Subject to sections 107 through 122, the owner of copyright under this title has the exclusive rights to do and to authorize any of the following: (2)to prepare derivative works based upon the copyrighted work;

So, where is the edge between a derivative work and an idea? Let's explore OP's examples:

  • Harry Potter has a whole slew of background and stuff. Stories set in the Harry Potter Universe transform or adapt the given work and so are derivative works. Filmographic adaptions are, by the very definition in 17USC101, Derivative Works. And Ms. Rowling is known to litigate a lot to keep the number of unlicensed, notable derivative works down.
  • Star Trek, analogous to Harry Potter, does create a world of fiction. Adapting it for a fanfiction is, technically, creating a derivative work. So technically the 5 paragraph story "A Trekkie's Tale" by Paula Smith in Menagerie #2 is a derivative work. However, unlike Ms. Rowling, ViacomCBS isn't the harshest litigator and they seem to have only rarely taken action against fanzines.
  • James Bond, even if in the public in CANADA, it is still under copyright in the US till 2034 and after that is still under a Trademark that won't expire. Also, Ian Fleming Publications has lots of copyright on the films left and can claim with lots of details that something is derivative of the film, not the book. And they do litigate easily.

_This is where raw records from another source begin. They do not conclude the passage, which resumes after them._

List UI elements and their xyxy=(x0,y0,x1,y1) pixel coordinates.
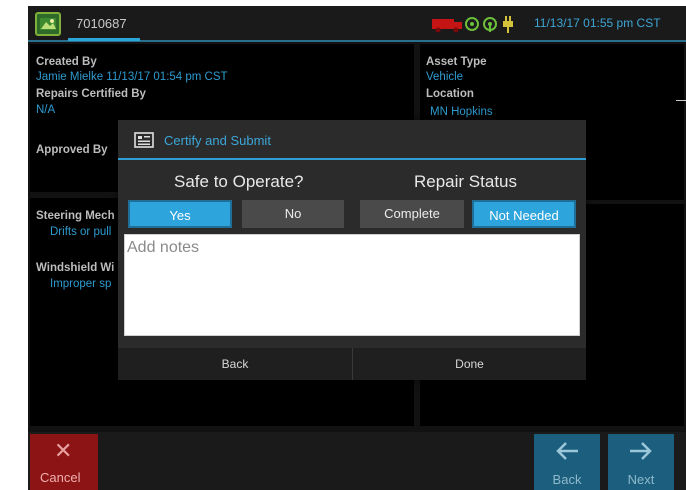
back-button[interactable]: Back xyxy=(534,434,600,490)
safe-yes-button[interactable]: Yes xyxy=(128,200,232,228)
defect-value: Drifts or pull xyxy=(50,226,112,238)
repair-status-question: Repair Status xyxy=(414,172,517,191)
cancel-button[interactable]: ✕ Cancel xyxy=(30,434,98,490)
asset-type-label: Asset Type xyxy=(426,56,487,68)
safe-no-button[interactable]: No xyxy=(242,200,344,228)
truck-icon xyxy=(432,19,462,33)
dialog-title: Certify and Submit xyxy=(164,133,271,148)
arrow-right-icon xyxy=(628,440,654,467)
current-datetime: 11/13/17 01:55 pm CST xyxy=(534,16,661,30)
defect-label: Steering Mech xyxy=(36,210,115,222)
arrow-left-icon xyxy=(554,440,580,467)
status-icons xyxy=(432,14,528,34)
signal-icon xyxy=(483,17,497,32)
asset-type-value: Vehicle xyxy=(426,71,464,83)
repair-not-needed-button[interactable]: Not Needed xyxy=(472,200,576,228)
next-button-label: Next xyxy=(627,472,655,487)
certify-submit-dialog: Certify and Submit Safe to Operate? Repa… xyxy=(118,120,586,380)
next-button[interactable]: Next xyxy=(608,434,674,490)
safe-to-operate-question: Safe to Operate? xyxy=(174,172,304,191)
notes-field xyxy=(124,234,580,336)
unit-tab-indicator xyxy=(68,38,140,41)
gps-icon xyxy=(465,17,479,31)
back-button-label: Back xyxy=(552,472,582,487)
dialog-back-button[interactable]: Back xyxy=(118,348,352,380)
repairs-certified-value: N/A xyxy=(36,104,56,116)
defect-label: Windshield Wi xyxy=(36,262,115,274)
close-icon: ✕ xyxy=(54,438,73,463)
repair-complete-button[interactable]: Complete xyxy=(360,200,464,228)
unit-id[interactable]: 7010687 xyxy=(76,16,127,31)
created-by-value: Jamie Mielke 11/13/17 01:54 pm CST xyxy=(36,71,228,83)
form-icon xyxy=(134,132,154,153)
dialog-done-button[interactable]: Done xyxy=(352,348,586,380)
cancel-button-label: Cancel xyxy=(40,470,81,485)
dialog-footer: Back Done xyxy=(118,348,586,380)
location-label: Location xyxy=(426,88,474,100)
notes-input[interactable] xyxy=(125,235,579,335)
location-value: MN Hopkins xyxy=(430,106,493,118)
repairs-certified-label: Repairs Certified By xyxy=(36,88,146,100)
dialog-header: Certify and Submit xyxy=(118,120,586,160)
top-bar: 7010687 11/13/17 01:55 pm CST xyxy=(28,6,686,42)
approved-by-label: Approved By xyxy=(36,144,108,156)
vehicle-unit-icon[interactable] xyxy=(35,12,61,36)
created-by-label: Created By xyxy=(36,56,97,68)
defect-value: Improper sp xyxy=(50,278,112,290)
bottom-bar: ✕ Cancel Back Next xyxy=(28,432,686,490)
edge-divider xyxy=(676,100,686,101)
plug-icon xyxy=(503,16,513,33)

Now, back to the other example. The "Man-Kzin Wars" and lots of words from their language. Are they an expression of an idea or are they an unprotectable scene a fair? First of all, they are words without a meaning in normal English. Then, the wars is the title of a book series by Larry Niven. As such, the title and words imply strongly, that you want to write a derivative work of the Known Space universe, so you might want to try to acquire a license from Mr. Niven - he is very much still alive and has all copyright and the right to deny you writing in his universe. Only if you make our work never refer to anything from Niven's work, you'd get far enough and end in scenes a fair: for example, an intergalactic war between humans and a feline species (as the Kzinti from Niven's work are) is also the basis in WingCommander (humans vs. Kilrathi), and in general, a feline anthropomorphic species is pretty much scene a fair: StarTrek features Caitians as feline aliens, StarWars has about 25 feline species, some of them embroiled in the different wars and there are tons of others out there, and even putting them in direct conflict with the humans is scene a fair. However, the details of the war are the expression of this idea.